Sejumlah upaya telah dilakukan untuk menanggulangi luapan lumpur, diantaranya dengan membuat tanggul untuk membendung area genangan lumpur. Namun demikian, lumpur terus menyembur setiap harinya, sehingga sewaktu-waktu tanggul dapat jebol, yang mengancam tergenanginya lumpur pada permukiman di dekat tanggul. Jika dalam tiga bulan bencana tidak tertangani, adalah membuat waduk dengan beton pada lahan seluas 342 hektar, dengan mengungsikan 12.000 warga. Jika dalam enam bulan tetap tidak tertangani, maka lumpur dialirkan ke laut (Selat Madura), dengan terlebih dahulu membangun sistem dewatering dan water treatment plant.

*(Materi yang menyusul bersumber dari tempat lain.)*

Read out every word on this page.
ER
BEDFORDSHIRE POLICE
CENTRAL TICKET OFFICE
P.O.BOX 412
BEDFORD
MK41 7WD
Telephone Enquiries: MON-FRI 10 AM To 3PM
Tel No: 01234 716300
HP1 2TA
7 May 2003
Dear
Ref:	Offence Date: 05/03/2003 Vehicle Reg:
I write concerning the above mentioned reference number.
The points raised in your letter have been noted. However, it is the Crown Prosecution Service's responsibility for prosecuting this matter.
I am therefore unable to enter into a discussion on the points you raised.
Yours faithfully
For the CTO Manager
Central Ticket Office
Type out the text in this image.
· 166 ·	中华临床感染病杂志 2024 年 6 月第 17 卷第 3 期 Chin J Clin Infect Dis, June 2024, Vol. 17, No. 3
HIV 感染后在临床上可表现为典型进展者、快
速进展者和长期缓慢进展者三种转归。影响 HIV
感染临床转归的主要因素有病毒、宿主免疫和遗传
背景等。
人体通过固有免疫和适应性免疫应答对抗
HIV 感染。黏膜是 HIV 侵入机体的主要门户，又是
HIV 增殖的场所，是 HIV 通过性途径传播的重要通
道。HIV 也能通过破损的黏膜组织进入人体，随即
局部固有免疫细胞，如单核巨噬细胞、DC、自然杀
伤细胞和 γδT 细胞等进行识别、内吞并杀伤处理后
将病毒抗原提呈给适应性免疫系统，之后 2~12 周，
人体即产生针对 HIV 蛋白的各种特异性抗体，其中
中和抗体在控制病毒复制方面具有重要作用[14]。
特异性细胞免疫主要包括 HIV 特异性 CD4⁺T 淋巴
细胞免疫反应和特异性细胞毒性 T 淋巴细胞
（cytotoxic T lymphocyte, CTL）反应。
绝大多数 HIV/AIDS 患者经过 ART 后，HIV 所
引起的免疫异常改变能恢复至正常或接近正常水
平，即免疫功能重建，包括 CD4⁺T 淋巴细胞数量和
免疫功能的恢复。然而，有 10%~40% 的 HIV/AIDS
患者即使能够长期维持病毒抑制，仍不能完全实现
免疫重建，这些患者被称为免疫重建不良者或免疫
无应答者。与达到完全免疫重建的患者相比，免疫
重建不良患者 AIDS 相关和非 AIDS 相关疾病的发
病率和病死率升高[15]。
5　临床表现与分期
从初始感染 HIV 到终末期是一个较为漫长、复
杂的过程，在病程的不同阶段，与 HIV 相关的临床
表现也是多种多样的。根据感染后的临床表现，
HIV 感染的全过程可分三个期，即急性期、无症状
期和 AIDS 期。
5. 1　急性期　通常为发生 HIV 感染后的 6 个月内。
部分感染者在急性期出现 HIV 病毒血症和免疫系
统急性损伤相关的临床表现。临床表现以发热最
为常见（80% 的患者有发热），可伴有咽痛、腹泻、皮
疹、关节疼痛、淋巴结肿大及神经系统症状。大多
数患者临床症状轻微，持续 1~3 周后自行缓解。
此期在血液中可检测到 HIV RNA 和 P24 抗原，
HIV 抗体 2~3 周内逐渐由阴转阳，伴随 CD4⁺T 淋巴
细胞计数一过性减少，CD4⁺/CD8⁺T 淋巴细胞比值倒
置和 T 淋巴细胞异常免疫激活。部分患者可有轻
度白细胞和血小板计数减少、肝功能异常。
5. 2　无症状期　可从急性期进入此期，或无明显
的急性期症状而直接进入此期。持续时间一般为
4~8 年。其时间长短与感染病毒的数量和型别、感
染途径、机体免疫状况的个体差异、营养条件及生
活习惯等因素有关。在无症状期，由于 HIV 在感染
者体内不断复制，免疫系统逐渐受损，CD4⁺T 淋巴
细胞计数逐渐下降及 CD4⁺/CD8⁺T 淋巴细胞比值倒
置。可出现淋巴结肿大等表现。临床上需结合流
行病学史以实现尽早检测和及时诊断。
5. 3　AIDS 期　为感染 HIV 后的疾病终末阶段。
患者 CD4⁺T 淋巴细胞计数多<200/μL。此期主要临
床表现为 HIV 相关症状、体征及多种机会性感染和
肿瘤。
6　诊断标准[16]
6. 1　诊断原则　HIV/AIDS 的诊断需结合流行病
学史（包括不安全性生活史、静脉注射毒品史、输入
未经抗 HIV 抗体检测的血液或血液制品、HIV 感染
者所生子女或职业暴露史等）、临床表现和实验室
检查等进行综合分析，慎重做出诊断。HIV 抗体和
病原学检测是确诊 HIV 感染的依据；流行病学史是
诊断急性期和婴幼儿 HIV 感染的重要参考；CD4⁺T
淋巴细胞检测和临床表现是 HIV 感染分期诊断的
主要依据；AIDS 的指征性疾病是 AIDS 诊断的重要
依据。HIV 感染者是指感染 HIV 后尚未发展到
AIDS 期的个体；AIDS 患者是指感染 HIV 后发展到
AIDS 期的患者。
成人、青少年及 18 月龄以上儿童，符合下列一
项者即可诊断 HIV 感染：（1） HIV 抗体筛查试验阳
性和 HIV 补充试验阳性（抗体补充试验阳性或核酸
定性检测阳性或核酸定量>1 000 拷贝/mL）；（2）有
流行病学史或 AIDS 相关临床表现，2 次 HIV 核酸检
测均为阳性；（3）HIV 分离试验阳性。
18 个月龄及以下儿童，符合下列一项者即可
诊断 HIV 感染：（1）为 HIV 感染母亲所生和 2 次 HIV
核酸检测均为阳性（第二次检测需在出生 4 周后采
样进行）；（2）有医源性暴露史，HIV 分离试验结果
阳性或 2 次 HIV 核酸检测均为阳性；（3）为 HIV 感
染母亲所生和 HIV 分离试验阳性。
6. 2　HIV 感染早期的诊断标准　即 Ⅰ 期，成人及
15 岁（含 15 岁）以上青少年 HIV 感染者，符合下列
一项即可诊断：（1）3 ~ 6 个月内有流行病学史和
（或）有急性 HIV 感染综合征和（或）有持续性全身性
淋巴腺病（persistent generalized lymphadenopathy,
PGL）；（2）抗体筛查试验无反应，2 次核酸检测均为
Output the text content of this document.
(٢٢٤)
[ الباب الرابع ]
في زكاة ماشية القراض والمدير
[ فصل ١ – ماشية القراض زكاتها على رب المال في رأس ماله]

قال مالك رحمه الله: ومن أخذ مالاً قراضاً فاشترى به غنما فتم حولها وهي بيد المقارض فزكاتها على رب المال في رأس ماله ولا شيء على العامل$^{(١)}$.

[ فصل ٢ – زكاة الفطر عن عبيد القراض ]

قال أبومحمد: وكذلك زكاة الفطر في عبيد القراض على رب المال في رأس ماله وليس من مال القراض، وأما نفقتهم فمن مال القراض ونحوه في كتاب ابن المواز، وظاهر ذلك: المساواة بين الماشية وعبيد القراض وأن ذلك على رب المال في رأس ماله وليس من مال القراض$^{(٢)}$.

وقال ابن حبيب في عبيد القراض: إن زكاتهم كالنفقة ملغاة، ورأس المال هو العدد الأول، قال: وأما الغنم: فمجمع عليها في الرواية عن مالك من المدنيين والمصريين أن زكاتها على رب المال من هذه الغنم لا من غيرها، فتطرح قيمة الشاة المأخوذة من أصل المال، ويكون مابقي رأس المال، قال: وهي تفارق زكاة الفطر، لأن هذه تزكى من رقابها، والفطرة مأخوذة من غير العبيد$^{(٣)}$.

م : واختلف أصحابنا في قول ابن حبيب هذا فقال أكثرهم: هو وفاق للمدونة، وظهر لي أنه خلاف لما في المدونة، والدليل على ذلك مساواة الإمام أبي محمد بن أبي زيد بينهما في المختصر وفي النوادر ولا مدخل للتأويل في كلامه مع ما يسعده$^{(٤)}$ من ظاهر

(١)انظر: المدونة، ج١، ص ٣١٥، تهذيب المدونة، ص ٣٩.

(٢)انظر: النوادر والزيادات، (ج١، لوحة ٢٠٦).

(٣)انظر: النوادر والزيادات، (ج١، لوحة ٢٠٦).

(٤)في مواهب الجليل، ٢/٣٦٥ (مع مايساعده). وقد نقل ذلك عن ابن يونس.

Upaya yang telah dilakukan untuk menghentikan luapan lumpur adalah dengan snubbing unit, namun langkah ini gagal karena mata bor tertinggal di sumur pengeboran. Skenario lain yang dilakukan adalah dengan snubbing unit namun menggunakan teknik sidetracking (pengeboran menyamping); serta dengan teknik relief wall (pengeboran miring).

Penahanan tersangka

Dalam kasus ini, Polda Jawa Timur telah menetapkan 9 tersangka, termasuk General Manager dan 2 Manajer Pengeboran Lapindo Brantas, 5 tersangka dari kontraktor pengeboran PT Medici Citra Nusa, serta Vice President DSS PT Energy Mega Persada.

Kritisme

Pemerintah dianggap kurang serius menangani kasus luapan lumpur panas ini. Masyarakat adalah korban yang paling dirugikan, dimana mereka harus mengungsi dan kehilangan mata pencaharian tanpa adanya kompensasi yang layak. Sementara, Pemerintah tetap menuntut seluruh resiko dan kerugian akibat banjir lumpur ini ditanggung sepenuhnya oleh Lapindo Brantas. Aktivis lingkungan hidup juga mengecam penanganan kasus banjir lumpur ini.